The Geography of the Book of Mormon

I recently watched part of a DVD that discusses theories about Book of Mormon geography.  With that on my mind, I thought I would try to lay out what I see in the text in terms of geography to help me wrap my mind around what we actually know and where the major places were in relation to each other.  The first place that Lehi’s group settled was called “the land of their first inheritance” (see Mosiah 10:13).  When Nephi left as recorded in 2 Nephi 5:6, they traveled “for the space of many days” and named the place where they settled “Nephi” (2 Nephi 5:8).  Several hundred years later Mosiah was “warned of the Lord that he should flee out of the land of Nephi” and they “came down into the land which is called the land of Zarahemla” where they joined with the Mulekites (Omni 1:12, 13).  They must have descended in elevation because subsequent journeys back to the land of Nephi were always “up to the land of Nephi” (Alma 26:23; see also Mosiah 20:7, Mosiah 28:5, Alma 29:14).  From this point on in the text we have to remember the potentially confusing fact that it was the Lamanites who lived in the land of Nephi.  Also we know that the land of Zarahemla (where the Nephites/Mulekites were) was in a northern direction from the land of Nephi since the Lamanites were “on the south” as compared to the Nephites (Alma 22:33).  This is confirmed numerous times throughout the text.  It appears that in the latter part of the Book of Mormon they did not distinguish between the original “land of their first inheritance” and the “land of Nephi”, as is seen in statements such as Alma 22:28. 

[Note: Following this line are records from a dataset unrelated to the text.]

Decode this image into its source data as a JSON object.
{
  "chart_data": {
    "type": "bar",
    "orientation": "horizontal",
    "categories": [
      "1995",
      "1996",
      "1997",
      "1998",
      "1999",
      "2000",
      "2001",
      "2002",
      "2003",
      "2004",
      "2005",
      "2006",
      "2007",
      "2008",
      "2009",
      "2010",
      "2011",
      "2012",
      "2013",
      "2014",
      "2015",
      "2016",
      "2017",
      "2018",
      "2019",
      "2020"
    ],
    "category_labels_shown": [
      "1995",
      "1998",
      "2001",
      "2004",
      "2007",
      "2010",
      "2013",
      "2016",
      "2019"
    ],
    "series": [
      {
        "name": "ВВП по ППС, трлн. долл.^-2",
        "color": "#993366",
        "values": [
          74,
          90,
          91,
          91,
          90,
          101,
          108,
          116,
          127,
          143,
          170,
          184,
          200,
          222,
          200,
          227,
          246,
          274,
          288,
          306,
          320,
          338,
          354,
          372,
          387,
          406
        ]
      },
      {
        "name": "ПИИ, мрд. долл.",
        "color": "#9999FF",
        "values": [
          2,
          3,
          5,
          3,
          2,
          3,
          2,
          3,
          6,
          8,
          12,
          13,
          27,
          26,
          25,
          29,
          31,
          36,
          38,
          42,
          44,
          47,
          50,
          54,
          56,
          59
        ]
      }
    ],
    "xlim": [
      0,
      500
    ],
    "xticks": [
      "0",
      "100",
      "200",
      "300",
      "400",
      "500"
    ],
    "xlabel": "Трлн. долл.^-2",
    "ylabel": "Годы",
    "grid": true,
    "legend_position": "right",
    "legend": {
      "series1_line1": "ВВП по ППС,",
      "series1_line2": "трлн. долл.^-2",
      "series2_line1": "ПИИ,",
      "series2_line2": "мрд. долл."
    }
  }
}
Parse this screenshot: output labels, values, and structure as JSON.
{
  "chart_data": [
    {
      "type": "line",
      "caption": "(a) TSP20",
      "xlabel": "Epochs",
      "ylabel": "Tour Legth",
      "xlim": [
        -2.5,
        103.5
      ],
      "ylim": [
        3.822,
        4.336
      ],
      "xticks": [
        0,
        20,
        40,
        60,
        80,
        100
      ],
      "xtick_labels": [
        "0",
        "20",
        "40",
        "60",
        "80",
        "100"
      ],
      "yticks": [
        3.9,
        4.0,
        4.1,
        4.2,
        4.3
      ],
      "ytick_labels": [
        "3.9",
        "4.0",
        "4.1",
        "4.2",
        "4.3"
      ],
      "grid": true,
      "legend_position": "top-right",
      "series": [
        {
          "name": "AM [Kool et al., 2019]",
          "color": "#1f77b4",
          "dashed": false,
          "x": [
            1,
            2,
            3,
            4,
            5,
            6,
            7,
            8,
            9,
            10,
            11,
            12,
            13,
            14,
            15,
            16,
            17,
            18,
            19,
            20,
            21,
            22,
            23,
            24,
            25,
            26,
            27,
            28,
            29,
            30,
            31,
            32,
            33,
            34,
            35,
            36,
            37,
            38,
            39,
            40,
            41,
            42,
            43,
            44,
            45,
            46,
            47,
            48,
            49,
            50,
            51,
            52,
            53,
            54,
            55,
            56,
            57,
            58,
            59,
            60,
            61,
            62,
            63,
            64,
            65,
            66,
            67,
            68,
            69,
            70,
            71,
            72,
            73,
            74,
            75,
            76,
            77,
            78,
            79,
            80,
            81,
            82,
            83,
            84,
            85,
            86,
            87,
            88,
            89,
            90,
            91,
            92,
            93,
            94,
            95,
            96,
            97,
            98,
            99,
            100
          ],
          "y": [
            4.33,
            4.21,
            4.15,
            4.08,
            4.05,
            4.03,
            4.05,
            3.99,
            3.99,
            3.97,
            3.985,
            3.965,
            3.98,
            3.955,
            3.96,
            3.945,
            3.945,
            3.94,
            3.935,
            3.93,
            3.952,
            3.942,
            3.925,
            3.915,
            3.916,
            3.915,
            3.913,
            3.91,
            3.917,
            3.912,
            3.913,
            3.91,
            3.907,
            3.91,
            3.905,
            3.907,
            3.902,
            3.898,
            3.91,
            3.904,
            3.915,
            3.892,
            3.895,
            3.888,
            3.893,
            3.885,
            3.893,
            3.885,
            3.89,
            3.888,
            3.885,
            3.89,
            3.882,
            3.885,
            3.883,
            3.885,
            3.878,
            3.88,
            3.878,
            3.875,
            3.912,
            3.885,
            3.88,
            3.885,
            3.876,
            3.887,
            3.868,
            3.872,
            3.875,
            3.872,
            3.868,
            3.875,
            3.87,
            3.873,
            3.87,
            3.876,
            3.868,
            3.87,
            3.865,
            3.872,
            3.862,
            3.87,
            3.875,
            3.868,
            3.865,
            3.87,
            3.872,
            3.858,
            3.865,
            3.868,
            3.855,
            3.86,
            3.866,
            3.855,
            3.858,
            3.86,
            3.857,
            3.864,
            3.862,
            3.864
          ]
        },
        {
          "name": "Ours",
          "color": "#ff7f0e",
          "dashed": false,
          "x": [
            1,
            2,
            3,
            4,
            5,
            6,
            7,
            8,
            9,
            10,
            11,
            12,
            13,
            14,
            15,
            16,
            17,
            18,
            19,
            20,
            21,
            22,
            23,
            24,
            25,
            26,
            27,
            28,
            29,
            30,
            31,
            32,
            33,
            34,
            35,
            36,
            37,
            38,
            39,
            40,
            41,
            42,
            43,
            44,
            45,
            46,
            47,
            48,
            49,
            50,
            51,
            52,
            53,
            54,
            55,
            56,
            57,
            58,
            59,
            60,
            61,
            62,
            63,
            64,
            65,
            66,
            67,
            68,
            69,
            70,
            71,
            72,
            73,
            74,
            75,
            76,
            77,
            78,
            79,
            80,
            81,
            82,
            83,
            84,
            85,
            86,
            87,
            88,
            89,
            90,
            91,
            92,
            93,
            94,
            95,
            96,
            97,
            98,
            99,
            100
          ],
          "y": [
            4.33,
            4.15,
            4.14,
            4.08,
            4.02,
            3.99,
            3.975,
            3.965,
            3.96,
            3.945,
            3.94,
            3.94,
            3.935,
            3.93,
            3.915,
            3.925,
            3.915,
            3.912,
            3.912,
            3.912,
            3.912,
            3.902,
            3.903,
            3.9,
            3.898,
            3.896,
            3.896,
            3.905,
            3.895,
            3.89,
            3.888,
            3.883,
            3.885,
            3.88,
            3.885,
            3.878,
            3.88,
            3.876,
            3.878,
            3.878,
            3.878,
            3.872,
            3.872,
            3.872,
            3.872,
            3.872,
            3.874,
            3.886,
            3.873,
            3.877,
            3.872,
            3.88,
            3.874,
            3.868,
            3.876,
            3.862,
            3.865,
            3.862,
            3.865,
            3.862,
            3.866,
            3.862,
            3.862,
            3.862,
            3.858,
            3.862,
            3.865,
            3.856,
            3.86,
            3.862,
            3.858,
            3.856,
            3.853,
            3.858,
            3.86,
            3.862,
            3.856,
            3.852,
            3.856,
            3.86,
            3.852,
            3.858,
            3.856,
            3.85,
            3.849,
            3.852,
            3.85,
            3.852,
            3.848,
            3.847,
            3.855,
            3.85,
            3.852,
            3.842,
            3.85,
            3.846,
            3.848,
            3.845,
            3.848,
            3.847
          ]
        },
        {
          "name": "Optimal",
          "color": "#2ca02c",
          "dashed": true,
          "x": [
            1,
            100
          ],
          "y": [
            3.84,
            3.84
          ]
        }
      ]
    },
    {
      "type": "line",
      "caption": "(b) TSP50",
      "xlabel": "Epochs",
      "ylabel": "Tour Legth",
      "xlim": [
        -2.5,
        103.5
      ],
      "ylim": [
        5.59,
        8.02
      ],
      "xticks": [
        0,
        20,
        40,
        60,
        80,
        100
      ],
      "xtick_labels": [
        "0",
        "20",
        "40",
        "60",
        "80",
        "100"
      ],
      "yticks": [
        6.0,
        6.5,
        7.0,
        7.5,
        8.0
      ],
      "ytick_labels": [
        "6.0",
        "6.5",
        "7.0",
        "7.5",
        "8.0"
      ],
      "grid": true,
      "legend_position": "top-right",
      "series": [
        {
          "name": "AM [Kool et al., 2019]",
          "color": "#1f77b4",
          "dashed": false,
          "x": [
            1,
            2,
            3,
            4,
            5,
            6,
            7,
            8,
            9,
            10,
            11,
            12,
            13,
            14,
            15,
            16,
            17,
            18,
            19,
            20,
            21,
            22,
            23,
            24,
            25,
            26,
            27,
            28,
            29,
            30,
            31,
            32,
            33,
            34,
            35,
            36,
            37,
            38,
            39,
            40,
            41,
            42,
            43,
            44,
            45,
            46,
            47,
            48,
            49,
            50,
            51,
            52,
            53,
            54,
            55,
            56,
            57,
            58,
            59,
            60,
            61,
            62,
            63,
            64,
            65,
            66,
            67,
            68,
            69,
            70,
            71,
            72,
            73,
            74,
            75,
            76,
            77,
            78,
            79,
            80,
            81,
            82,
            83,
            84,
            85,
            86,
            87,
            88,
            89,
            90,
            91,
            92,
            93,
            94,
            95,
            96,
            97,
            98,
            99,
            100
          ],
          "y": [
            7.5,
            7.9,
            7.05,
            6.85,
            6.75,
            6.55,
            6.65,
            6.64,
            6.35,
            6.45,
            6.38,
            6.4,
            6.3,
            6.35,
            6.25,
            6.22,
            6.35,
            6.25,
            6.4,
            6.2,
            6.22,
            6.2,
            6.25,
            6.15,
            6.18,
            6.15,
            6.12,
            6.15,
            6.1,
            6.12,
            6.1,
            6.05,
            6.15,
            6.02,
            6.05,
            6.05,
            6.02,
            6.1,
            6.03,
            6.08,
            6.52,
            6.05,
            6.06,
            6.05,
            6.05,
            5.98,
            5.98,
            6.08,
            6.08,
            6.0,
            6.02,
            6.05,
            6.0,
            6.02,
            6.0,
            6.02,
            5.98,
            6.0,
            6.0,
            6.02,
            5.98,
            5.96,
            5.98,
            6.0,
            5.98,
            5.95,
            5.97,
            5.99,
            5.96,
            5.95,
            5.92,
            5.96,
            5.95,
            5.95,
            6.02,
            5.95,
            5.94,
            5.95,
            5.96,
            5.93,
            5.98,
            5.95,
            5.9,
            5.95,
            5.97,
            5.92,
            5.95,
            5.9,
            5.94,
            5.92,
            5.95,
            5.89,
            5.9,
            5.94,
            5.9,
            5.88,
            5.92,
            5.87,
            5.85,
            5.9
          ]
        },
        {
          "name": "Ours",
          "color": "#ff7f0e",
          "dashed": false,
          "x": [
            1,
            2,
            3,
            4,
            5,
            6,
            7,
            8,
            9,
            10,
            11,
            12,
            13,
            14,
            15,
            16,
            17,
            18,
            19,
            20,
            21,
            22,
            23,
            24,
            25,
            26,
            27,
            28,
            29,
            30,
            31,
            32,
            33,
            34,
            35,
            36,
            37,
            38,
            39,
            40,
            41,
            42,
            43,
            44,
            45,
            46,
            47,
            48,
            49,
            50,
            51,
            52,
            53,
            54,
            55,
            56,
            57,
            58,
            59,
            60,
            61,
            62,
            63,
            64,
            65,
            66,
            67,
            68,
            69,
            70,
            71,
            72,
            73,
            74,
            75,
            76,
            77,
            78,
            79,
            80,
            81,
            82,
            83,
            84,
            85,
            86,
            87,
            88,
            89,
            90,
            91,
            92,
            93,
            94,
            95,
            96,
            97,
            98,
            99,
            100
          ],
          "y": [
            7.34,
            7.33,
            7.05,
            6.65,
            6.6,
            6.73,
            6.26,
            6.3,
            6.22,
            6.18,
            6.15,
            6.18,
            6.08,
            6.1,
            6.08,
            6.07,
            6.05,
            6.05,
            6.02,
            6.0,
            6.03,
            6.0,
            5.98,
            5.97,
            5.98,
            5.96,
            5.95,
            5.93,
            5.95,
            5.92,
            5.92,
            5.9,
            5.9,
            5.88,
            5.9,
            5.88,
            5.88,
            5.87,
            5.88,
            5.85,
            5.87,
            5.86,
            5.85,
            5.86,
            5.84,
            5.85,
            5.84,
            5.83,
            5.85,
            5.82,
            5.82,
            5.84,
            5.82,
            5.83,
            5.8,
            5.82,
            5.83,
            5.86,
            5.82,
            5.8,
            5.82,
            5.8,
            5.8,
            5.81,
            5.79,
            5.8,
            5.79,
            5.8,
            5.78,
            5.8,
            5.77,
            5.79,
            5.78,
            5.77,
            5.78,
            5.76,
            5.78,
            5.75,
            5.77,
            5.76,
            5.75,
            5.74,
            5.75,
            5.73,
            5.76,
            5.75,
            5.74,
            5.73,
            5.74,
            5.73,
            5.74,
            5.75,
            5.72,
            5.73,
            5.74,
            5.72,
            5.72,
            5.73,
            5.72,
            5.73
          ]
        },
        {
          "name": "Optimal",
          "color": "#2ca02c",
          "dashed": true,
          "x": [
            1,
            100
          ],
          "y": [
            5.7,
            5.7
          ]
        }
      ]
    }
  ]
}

                North of the land of Zarahemla was the Nephite land of Bountiful.  This was first mentioned in Alma 22:29, and in that verse it suggests that Bountiful was on the north of Zarahemla.  We see that relationship confirmed in other places in the text.  For example, in Helaman 1 after Coriantumr had success in taking over Zarahemla he went “towards the city of Bountiful; for it was his determination to go forth and cut his way through with the sword, that he might obtain the north parts of the land” (Helaman 1:23).  We learn in Alma 22 that Bountiful “bordered upon the land which they called Desolation, it being so far northward that it came into the land which had been peopled and been destroyed” and that on this border between Bountiful and Desolation was “a small neck of land between the land northward and the land southward” (Alma 22:30, 32).  So all of this gives us the following picture: the land of Nephi and first inheritance was the southernmost land and was occupied by the Lamanites, the land of Zarahemla and the start of Nephite territory was north of that, and Bountiful was even further north of Zarahemla.  But all of that land just described (Nephi/Zarahemla/Bountiful) was all considered part of the “land southward.”  And at the top of Bountiful was this “narrow neck of land” that we read about in several places.  There was also apparently a “narrow strip of wilderness” that divided Zarahemla from the land of Nephi, but that is mentioned only once and was clearly different from the narrow neck of land (Alma 22:27). 
                The “land northward” (i.e. north of Bountiful) was inhabited by the Jaredites but also later by many Nephites.  We read that the Jaredites at one point “built a great city by the narrow neck of land, by the place where the sea divides the land” (Ether 10:20).  We know that they were on the north side of the narrow neck of land based on Alma 22:30, and it was called Desolation by the Nephites largely because of the Jaredite destruction that took place there: “A land which was covered with dry bones; yea, a land which had been peopled and which had been destroyed” (Mosiah 21:26).  It seems that the Nephites finally went into this “land northward” starting at the end of the book of Alma first with Hagoth’s group who “on the borders of the land Bountiful, by the land Desolation” set sail “into the west sea, by the narrow neck which led into the land northward” (Alma 63:5).  Then in Helaman 3 we read of “an exceedingly great many who departed out of the land of Zarahemla, and went forth unto the land northward to inherit the land” (Helaman 3:3).  Much of the final scenes of the Book of Mormon also take place in this “land northward” as Mormon gathered his people “at the land Desolation, to a city which was in the borders, by the narrow pass which led into the land southward” (Mormon 3:5). 

                Of course understanding the geography of the Book of Mormon is in no way critical to understanding the testimony of Christ that the Book of Mormon offers.  There is much debate about where the Book of Mormon actually took place in terms of what we know today about North and South America, and surely that debate will continue as scholars try to map the brief references in the text to places on the map today.  But as I once heard someone who had spent much of his life studying the Book of Mormon say, “I don’t know where Zarehemla was; but I know there was a Zarahemla.”  We may never know in this life where these locations that we read about were, but we can know for a surety that they did exist and that the people who were there, like us, “knew of Christ, and… had a hope of his glory” (Jacob 4:4).